Presque sur grand écran, tant cette suite de danse, nommée « Laridenn » et dont les différents thèmes sont, en alternance, écrits par Heiki et Rémi, est cinématographique, vous apprécierez, non pas comme il est écrit sur la page du livret : cette « Petite excursion en pays vannetais », mais ce très ample panoramique qui embrasse le terroir des Vénètes.C’est aussi un instant, où nous saluerons le profond jeu de guitare basse de Gwylan MENEGHIN qui, par ailleurs, tout au long de l’album est déterminant, donnant, comme il se doit, rythme aux pas, mais aussi, si nous osons cette notation, « profondeur de champ sonore » à l’ensemble des dix fragments de la fresque musicale qu’est « Lang(u)ages.Nous avions, déjà, souligné l’importance de son jeu dans notre chronique consacrée à « Dasson ». Nous confirmons.

Plus apaisé, presque contemplatif, en spires celtiques, vous savourerez le bal de la « Gavotte des Montagnes ».Pour ce presque entracte rythmique, les instrumentistes rivalisent de souplesse et même la bombarde semble concéder, malgré son tempérament originel hautement et puissamment timbré, un modérato des plus respectueux pour le vent léger de la flûte.Les instruments conversent, s’associent, s’enlacent, dans une mise en espace stéréophonique de toute première facture. Quels beaux instants, également, de quasi-romantisme cordé !

Fruit de la confluence :- D’un fort solide cursus traditionnel, à chaque publication discographique, ravivé par un constant perfectionnisme émanant du sonneur co-fondateur du groupe,- Du plein épanouissement menant à la quintessence des talents des, depuis quelques années déjà, devenus « sociétaires » du quintet,- Des qualités reconnues de « fiddler » d’une excellente violoniste qui, par son arrivée, a considérablement apporté à la couleur du groupe,- De l’apport substantiel, évident et plus récent d’un flûtiste expérimenté et inspiré, qui conjugue, à merveille, le fraternel intercetisme musical et culturel, Irlande / Bretagne,- D’une postproduction technique soignée, peaufinée, ciselée,l’ensemble optimisé par une directrice artistique pluri-musicalement capée qui, avec une approche instrumentale différente, sait, ô combien, valoriser les individualités au service du collectif, AMPOUAILH nous livre avec « Lang(u)ages », un opus, particulièrement abouti.

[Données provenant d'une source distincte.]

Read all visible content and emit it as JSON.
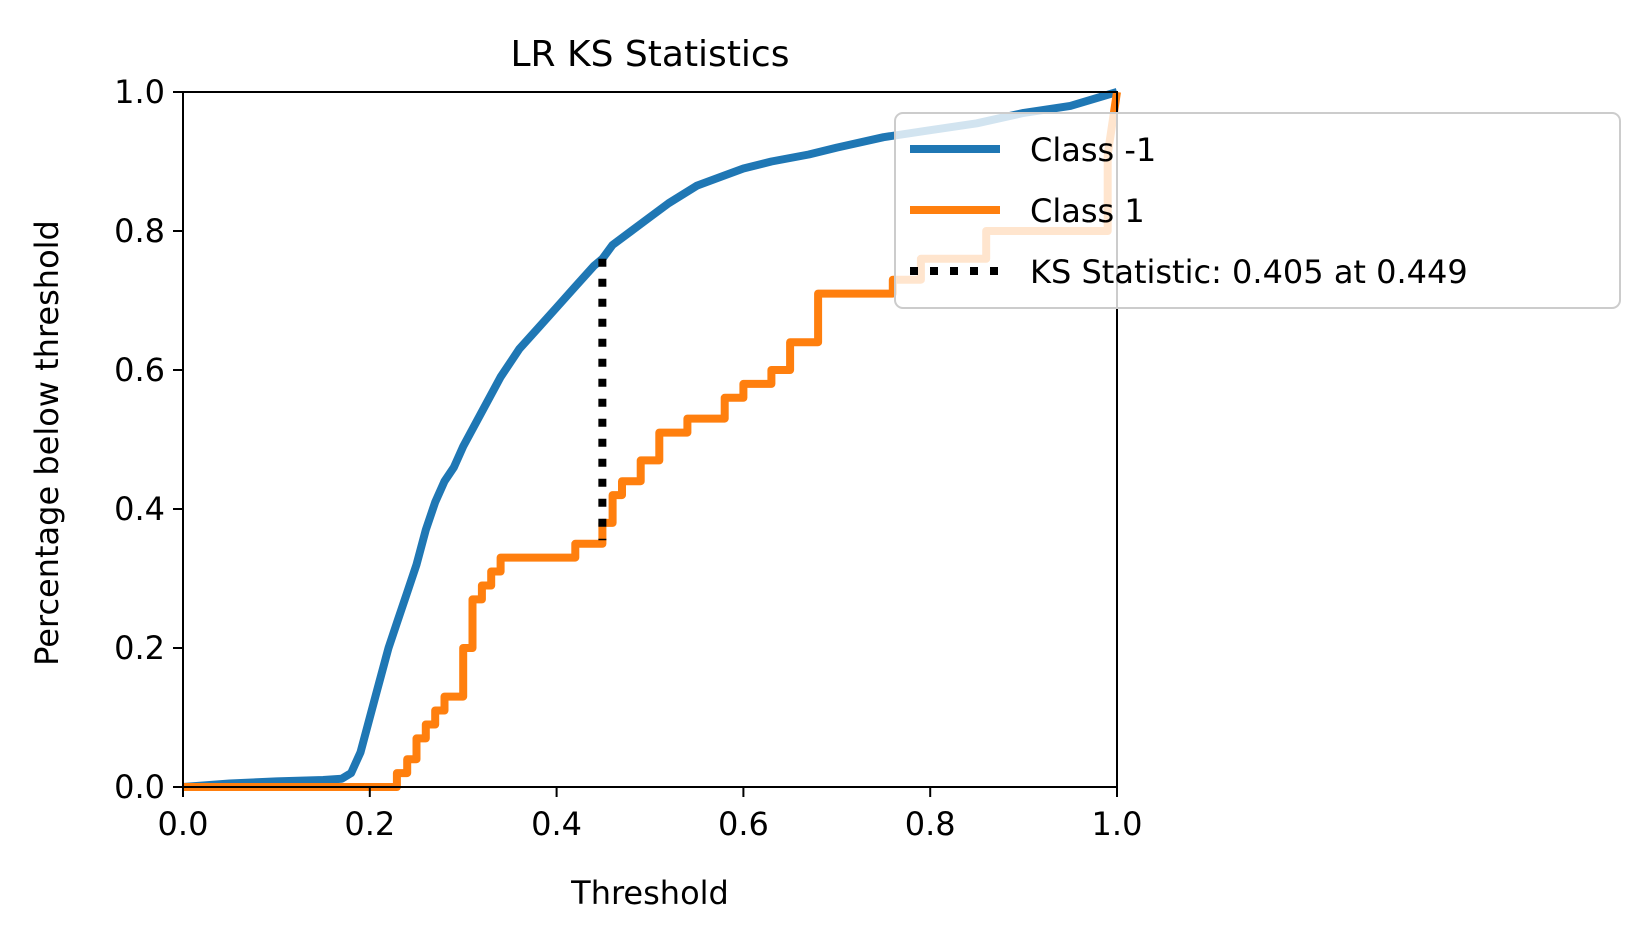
{
  "chart_data": {
    "type": "line",
    "title": "LR KS Statistics",
    "xlabel": "Threshold",
    "ylabel": "Percentage below threshold",
    "xlim": [
      0.0,
      1.0
    ],
    "ylim": [
      0.0,
      1.0
    ],
    "xticks": [
      "0.0",
      "0.2",
      "0.4",
      "0.6",
      "0.8",
      "1.0"
    ],
    "yticks": [
      "0.0",
      "0.2",
      "0.4",
      "0.6",
      "0.8",
      "1.0"
    ],
    "grid": false,
    "legend_position": "upper right, extending outside the axes",
    "series": [
      {
        "name": "Class -1",
        "color": "#1f77b4",
        "style": "solid",
        "x": [
          0.0,
          0.05,
          0.1,
          0.15,
          0.17,
          0.18,
          0.19,
          0.2,
          0.21,
          0.22,
          0.23,
          0.24,
          0.25,
          0.26,
          0.27,
          0.28,
          0.29,
          0.3,
          0.32,
          0.34,
          0.36,
          0.38,
          0.4,
          0.42,
          0.44,
          0.449,
          0.46,
          0.48,
          0.5,
          0.52,
          0.55,
          0.58,
          0.6,
          0.63,
          0.67,
          0.7,
          0.75,
          0.8,
          0.85,
          0.9,
          0.95,
          1.0
        ],
        "y": [
          0.0,
          0.005,
          0.008,
          0.01,
          0.012,
          0.02,
          0.05,
          0.1,
          0.15,
          0.2,
          0.24,
          0.28,
          0.32,
          0.37,
          0.41,
          0.44,
          0.46,
          0.49,
          0.54,
          0.59,
          0.63,
          0.66,
          0.69,
          0.72,
          0.75,
          0.76,
          0.78,
          0.8,
          0.82,
          0.84,
          0.865,
          0.88,
          0.89,
          0.9,
          0.91,
          0.92,
          0.935,
          0.945,
          0.955,
          0.97,
          0.98,
          1.0
        ]
      },
      {
        "name": "Class 1",
        "color": "#ff7f0e",
        "style": "solid",
        "x": [
          0.0,
          0.229,
          0.229,
          0.24,
          0.24,
          0.25,
          0.25,
          0.26,
          0.26,
          0.27,
          0.27,
          0.28,
          0.28,
          0.3,
          0.3,
          0.31,
          0.31,
          0.32,
          0.32,
          0.33,
          0.33,
          0.34,
          0.34,
          0.36,
          0.36,
          0.42,
          0.42,
          0.449,
          0.449,
          0.46,
          0.46,
          0.47,
          0.47,
          0.49,
          0.49,
          0.51,
          0.51,
          0.54,
          0.54,
          0.58,
          0.58,
          0.6,
          0.6,
          0.63,
          0.63,
          0.65,
          0.65,
          0.68,
          0.68,
          0.76,
          0.76,
          0.79,
          0.79,
          0.86,
          0.86,
          0.99,
          0.99,
          1.0
        ],
        "y": [
          0.0,
          0.0,
          0.02,
          0.02,
          0.04,
          0.04,
          0.07,
          0.07,
          0.09,
          0.09,
          0.11,
          0.11,
          0.13,
          0.13,
          0.2,
          0.2,
          0.27,
          0.27,
          0.29,
          0.29,
          0.31,
          0.31,
          0.33,
          0.33,
          0.33,
          0.33,
          0.35,
          0.35,
          0.38,
          0.38,
          0.42,
          0.42,
          0.44,
          0.44,
          0.47,
          0.47,
          0.51,
          0.51,
          0.53,
          0.53,
          0.56,
          0.56,
          0.58,
          0.58,
          0.6,
          0.6,
          0.64,
          0.64,
          0.71,
          0.71,
          0.73,
          0.73,
          0.76,
          0.76,
          0.8,
          0.8,
          0.91,
          1.0
        ]
      }
    ],
    "ks_line": {
      "name": "KS Statistic: 0.405 at 0.449",
      "color": "#000000",
      "style": "dotted",
      "x": 0.449,
      "y_low": 0.355,
      "y_high": 0.76
    }
  }
}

En toute liberté et en indépendante exigence artistique, à 100%, produit par le groupe, au travers de sa structure « Tud Youank » sise dans les Côtes-d’Armor, à Saint-Nicolas-du-Pélem, qui, en étroite collaboration avec la municipalité, lui offre les meilleures conditions de création et répétitions, « Lang(u)ages » est indiscutablement un album qui va compter dans la discographie d’AMPOUAILH et, au-delà du cadre rigoureux du fest-noz, lors de concerts, dans l’expression musicale actuelle bretonne.

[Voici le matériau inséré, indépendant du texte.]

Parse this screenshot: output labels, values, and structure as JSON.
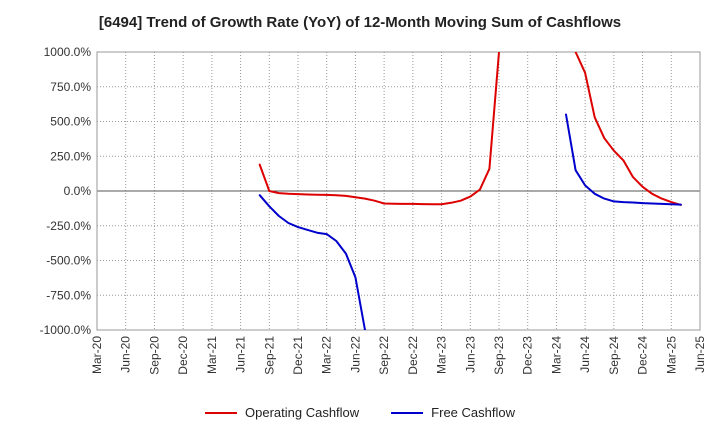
{
  "chart_data": {
    "type": "line",
    "title": "[6494]  Trend of Growth Rate (YoY) of 12-Month Moving Sum of Cashflows",
    "ylim": [
      -1000,
      1000
    ],
    "y_ticks": [
      1000,
      750,
      500,
      250,
      0,
      -250,
      -500,
      -750,
      -1000
    ],
    "y_tick_labels": [
      "1000.0%",
      "750.0%",
      "500.0%",
      "250.0%",
      "0.0%",
      "-250.0%",
      "-500.0%",
      "-750.0%",
      "-1000.0%"
    ],
    "x_tick_labels": [
      "Mar-20",
      "Jun-20",
      "Sep-20",
      "Dec-20",
      "Mar-21",
      "Jun-21",
      "Sep-21",
      "Dec-21",
      "Mar-22",
      "Jun-22",
      "Sep-22",
      "Dec-22",
      "Mar-23",
      "Jun-23",
      "Sep-23",
      "Dec-23",
      "Mar-24",
      "Jun-24",
      "Sep-24",
      "Dec-24",
      "Mar-25",
      "Jun-25"
    ],
    "grid": true,
    "legend_position": "bottom",
    "series": [
      {
        "name": "Operating Cashflow",
        "color": "#dd0000",
        "segments": [
          [
            [
              "2021-08",
              190
            ],
            [
              "2021-09",
              0
            ],
            [
              "2021-10",
              -15
            ],
            [
              "2021-11",
              -20
            ],
            [
              "2021-12",
              -22
            ],
            [
              "2022-01",
              -25
            ],
            [
              "2022-02",
              -27
            ],
            [
              "2022-03",
              -28
            ],
            [
              "2022-04",
              -30
            ],
            [
              "2022-05",
              -35
            ],
            [
              "2022-06",
              -45
            ],
            [
              "2022-07",
              -55
            ],
            [
              "2022-08",
              -70
            ],
            [
              "2022-09",
              -90
            ],
            [
              "2022-10",
              -92
            ],
            [
              "2022-11",
              -93
            ],
            [
              "2022-12",
              -93
            ],
            [
              "2023-01",
              -94
            ],
            [
              "2023-02",
              -95
            ],
            [
              "2023-03",
              -95
            ],
            [
              "2023-04",
              -85
            ],
            [
              "2023-05",
              -70
            ],
            [
              "2023-06",
              -40
            ],
            [
              "2023-07",
              10
            ],
            [
              "2023-08",
              160
            ],
            [
              "2023-09",
              1000
            ]
          ],
          [
            [
              "2024-05",
              1000
            ],
            [
              "2024-06",
              850
            ],
            [
              "2024-07",
              530
            ],
            [
              "2024-08",
              380
            ],
            [
              "2024-09",
              290
            ],
            [
              "2024-10",
              220
            ],
            [
              "2024-11",
              100
            ],
            [
              "2024-12",
              30
            ],
            [
              "2025-01",
              -20
            ],
            [
              "2025-02",
              -55
            ],
            [
              "2025-03",
              -80
            ],
            [
              "2025-04",
              -100
            ]
          ]
        ]
      },
      {
        "name": "Free Cashflow",
        "color": "#0000cc",
        "segments": [
          [
            [
              "2021-08",
              -30
            ],
            [
              "2021-09",
              -110
            ],
            [
              "2021-10",
              -180
            ],
            [
              "2021-11",
              -230
            ],
            [
              "2021-12",
              -260
            ],
            [
              "2022-01",
              -280
            ],
            [
              "2022-02",
              -300
            ],
            [
              "2022-03",
              -310
            ],
            [
              "2022-04",
              -360
            ],
            [
              "2022-05",
              -450
            ],
            [
              "2022-06",
              -620
            ],
            [
              "2022-07",
              -1000
            ]
          ],
          [
            [
              "2024-04",
              550
            ],
            [
              "2024-05",
              150
            ],
            [
              "2024-06",
              40
            ],
            [
              "2024-07",
              -20
            ],
            [
              "2024-08",
              -55
            ],
            [
              "2024-09",
              -75
            ],
            [
              "2024-10",
              -80
            ],
            [
              "2024-11",
              -83
            ],
            [
              "2024-12",
              -87
            ],
            [
              "2025-01",
              -90
            ],
            [
              "2025-02",
              -93
            ],
            [
              "2025-03",
              -96
            ],
            [
              "2025-04",
              -98
            ]
          ]
        ]
      }
    ]
  }
}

Alors, dansez, dansez, dansez encore, sur « Lang(u)ages » et entre deux séries de pas partagés, prenez, surtout, le temps d’écouter et d’apprécier à sa juste valeur le nouvel univers musical d’un AMPOUAILH, au meilleur de son art !

Gérard SIMON

llustration sonore de la page : AMPOUAILH "Lang(u)ages" - "War hent fest a gren (Marche)" - Extrait de 01:03.

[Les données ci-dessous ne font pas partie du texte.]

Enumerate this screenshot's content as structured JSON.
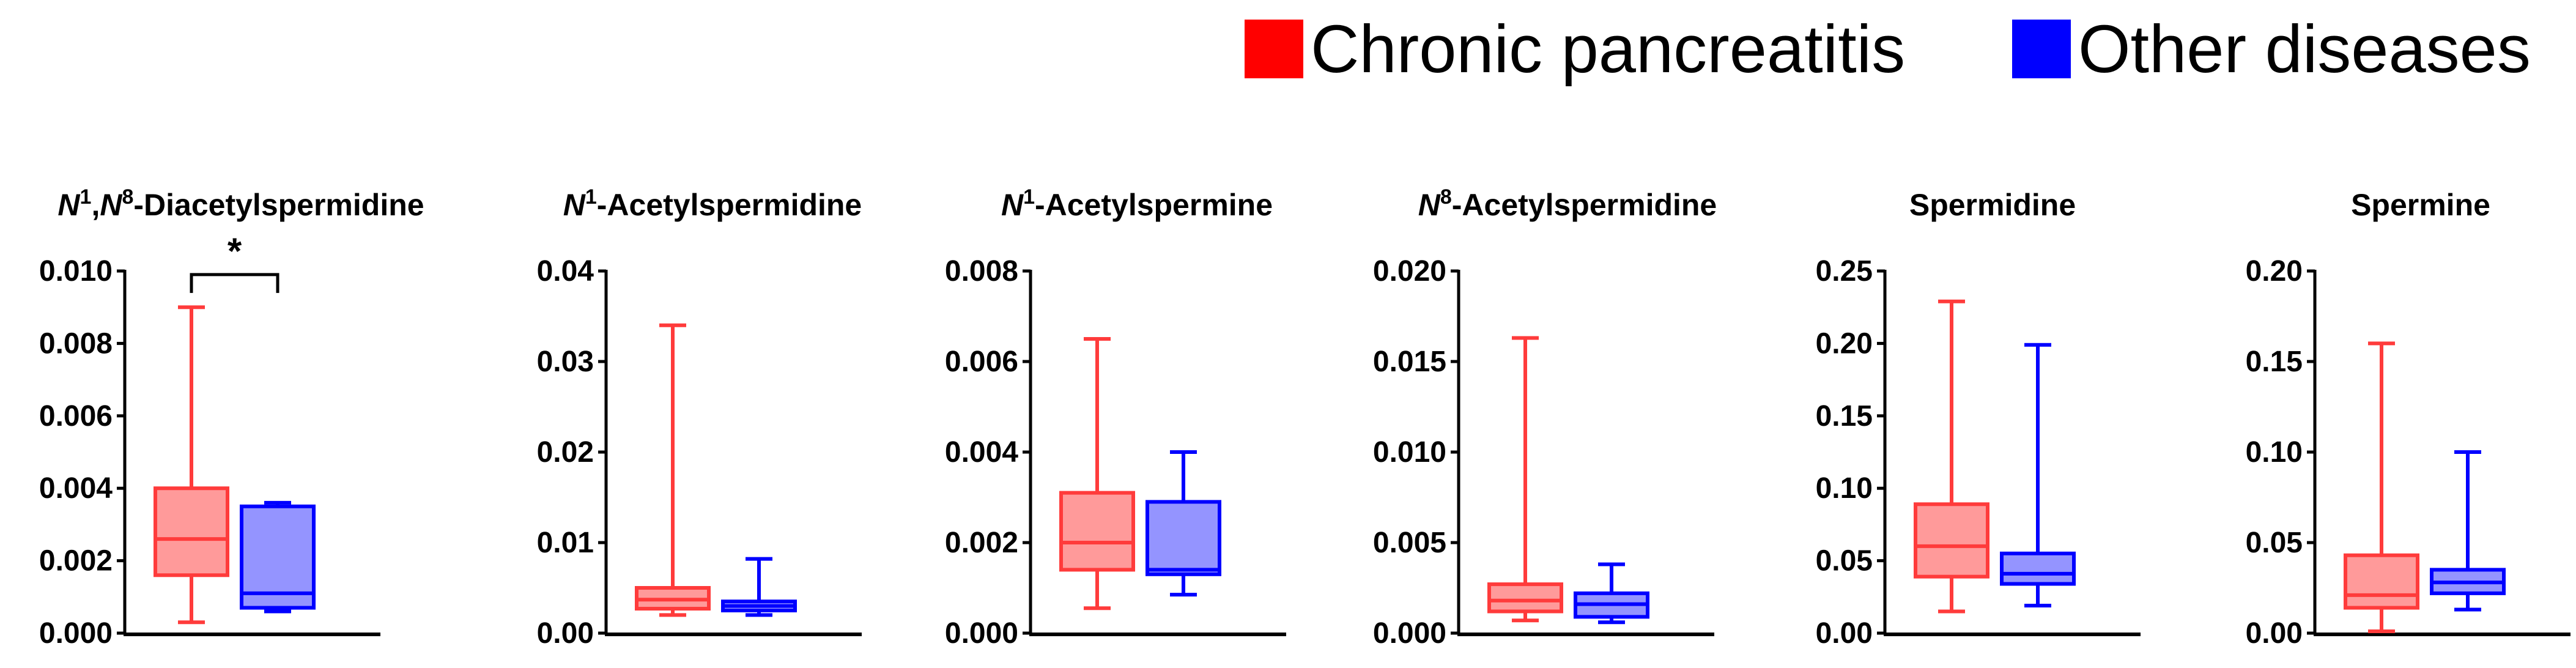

Site Internet du groupe AMPOUAILH : www.ampouailh.com

D'autres extraits sonores sur Culture et celtie, l'e-MAGazine (Voir site)

Les titres du CD "Lang(u)ages" :

01. War hent fest a gren (Marches) - 06:40.

02. Lang(u)ages (An dro) - 06:55.

03. En aparte (Mazurka) - 04:20.

04. Denved guerveno (Kost ar c’hoat) - 04:00.

05. For B (Scottish) - 06:40.

06. Laridenn - 06:05.

07. Ton simpl gavotte des montagnes - 03:55.

08. Bal - 03:15.

09. Ton doubl gavotte des montagnes - 05:54.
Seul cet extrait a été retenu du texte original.